La Ville écrite | jour et nuit
3 juin 2011



Jour et nuit ces garages qui veillent — pour que jour, et nuit, la sortie soit libre : et le garage de répéter : jour et nuit : et jour et nuit l’alternance est respectée : sous la phrase de ce garage, le jour et la nuit se font et e défont l’un dans l’autre.

Que l’on voit peu de ces veuves qui passent les jours et les nuits dans la prière !
BOSSUET, Anne de Gonz.

Si on cessait la prière peut-être que le jour et la nuit cesseraient ? (que le jour ou la nuit cesseraient ?) — non. Le garage est là qui veille, et répète : jour et nuit, et le jour et la nuit se dressent, jour et nuit.

Et le jour a trois fois chassé la nuit obscure Depuis que votre corps languit sans nourriture,
RAC. Phèdre, I, 3.

On n’en finira jamais, cette histoire de faim sans issue : que le jour et la nuit recommence : qui dort dîne, dit-on : qui jeûne trois nuits de suite laisse passer combien de jours en lui, vides — peut-être.

La beauté du jour est comme une beauté blonde qui a plus de brillant ; mais la beauté de la nuit est une beauté brune qui est plus touchante,
FONTEN. Mondes, 1er soir.

Sous la chevelure noire, la nuit blanche : sous la chevelure claire, le jour obscurément levé voiles après voiles : et le voile du garage qui interdit, nuit et jour, jour et nuit, qu’on stationne.

J’étais las, attendant chez moi votre retour, Qu’on fit du jour la nuit et de la nuit le jour,
REGNARD, Joueur, I, 7.

Car en bas sont les cons qui stationnent — les circulations du jour et de la nuit n’ont pas besoin de mots d’ordre pour aller (et venir).

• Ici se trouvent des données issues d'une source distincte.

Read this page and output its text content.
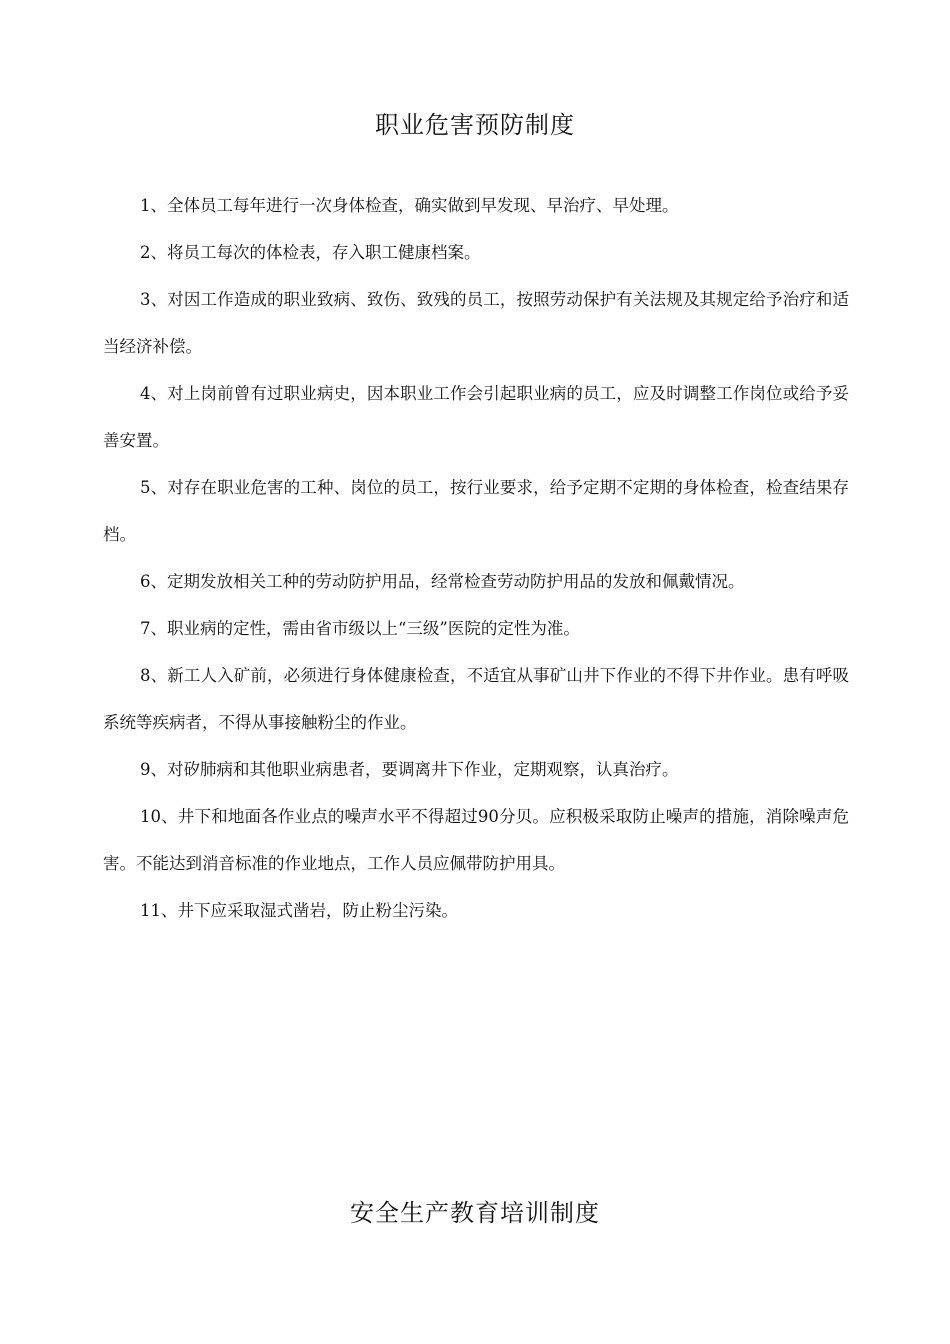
职业危害预防制度

1、全体员工每年进行一次身体检查，确实做到早发现、早治疗、早处理。

2、将员工每次的体检表，存入职工健康档案。

3、对因工作造成的职业致病、致伤、致残的员工，按照劳动保护有关法规及其规定给予治疗和适当经济补偿。

4、对上岗前曾有过职业病史，因本职业工作会引起职业病的员工，应及时调整工作岗位或给予妥善安置。

5、对存在职业危害的工种、岗位的员工，按行业要求，给予定期不定期的身体检查，检查结果存档。

6、定期发放相关工种的劳动防护用品，经常检查劳动防护用品的发放和佩戴情况。

7、职业病的定性，需由省市级以上“三级”医院的定性为准。

8、新工人入矿前，必须进行身体健康检查，不适宜从事矿山井下作业的不得下井作业。患有呼吸系统等疾病者，不得从事接触粉尘的作业。

9、对矽肺病和其他职业病患者，要调离井下作业，定期观察，认真治疗。

10、井下和地面各作业点的噪声水平不得超过90分贝。应积极采取防止噪声的措施，消除噪声危害。不能达到消音标准的作业地点，工作人员应佩带防护用具。

11、井下应采取湿式凿岩，防止粉尘污染。

安全生产教育培训制度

Tout se couvre à mes yeux d’un voile de langueur : Des jours amers, des nuits plus amères encore,
A. CHÉN. Élég. X.

Jour et nuit, cela veut dire : sans cesse. Et nuit et jour ? Si on inverse l’ordre, oui, qui le saurait ? Ni le jour ni la nuit : mais pour que le tempo se renverse, il faut nécessairement que deux jours se succèdent, ou deux nuits, et cela, oui, cela se verrait.

On reposait la nuit, on dormait tout le jour,
BOILEAU, Lutr. II.

C’est idée commune : la nuit, le temps passe différemment (non pas seulement différemment : plus lentement) — idée commune, qui m’est vitale pour supporter le jour, et traverser la nuit.

Travail, repos, douleur, et quelquefois un rêve, Voilà le jour, puis vient la nuit,
LAMART. Méd. II, 5.

Puis vient le jour, puis vient la nuit. Etc. Les poètes ont ceci de décevant : ils oublient souvent neuf cent quatre-dix neuf nuits dans leur compte.

Mes beaux jours sont voilés d’une effroyable nuit,
RÉGNIER, Plaintes.

Les adjectifs apposés à nuit l’amoindrissent toujours. Le seul mot qui peut l’accompagner, c’est jour. On ne s’explique pas ce mystère — les murs de cette ville le répande comme si c’était une évidence.

La mort lui fut nuit et jour toujours présente ; car il ne connaissait plus le sommeil,
BOSSUET, le Tellier.

Je nomme veille le sommeil du jour — la veille de la nuit, je l’appelle : ville. La ville ne répond pas : elle répète nuit et jour la même nuit et le même jour — interdit de stationner, la ville et le jour occupent toute la place, à tout moment. Nuit et jour, pas besoin de se situer dans la nuit et dans le jour pour le savoir. Comme sur ces panneaux d’indications : vous êtes ici (mais comment le savent-ils ?) — nuit et jour, c’est l’horloge toujours juste de la ville.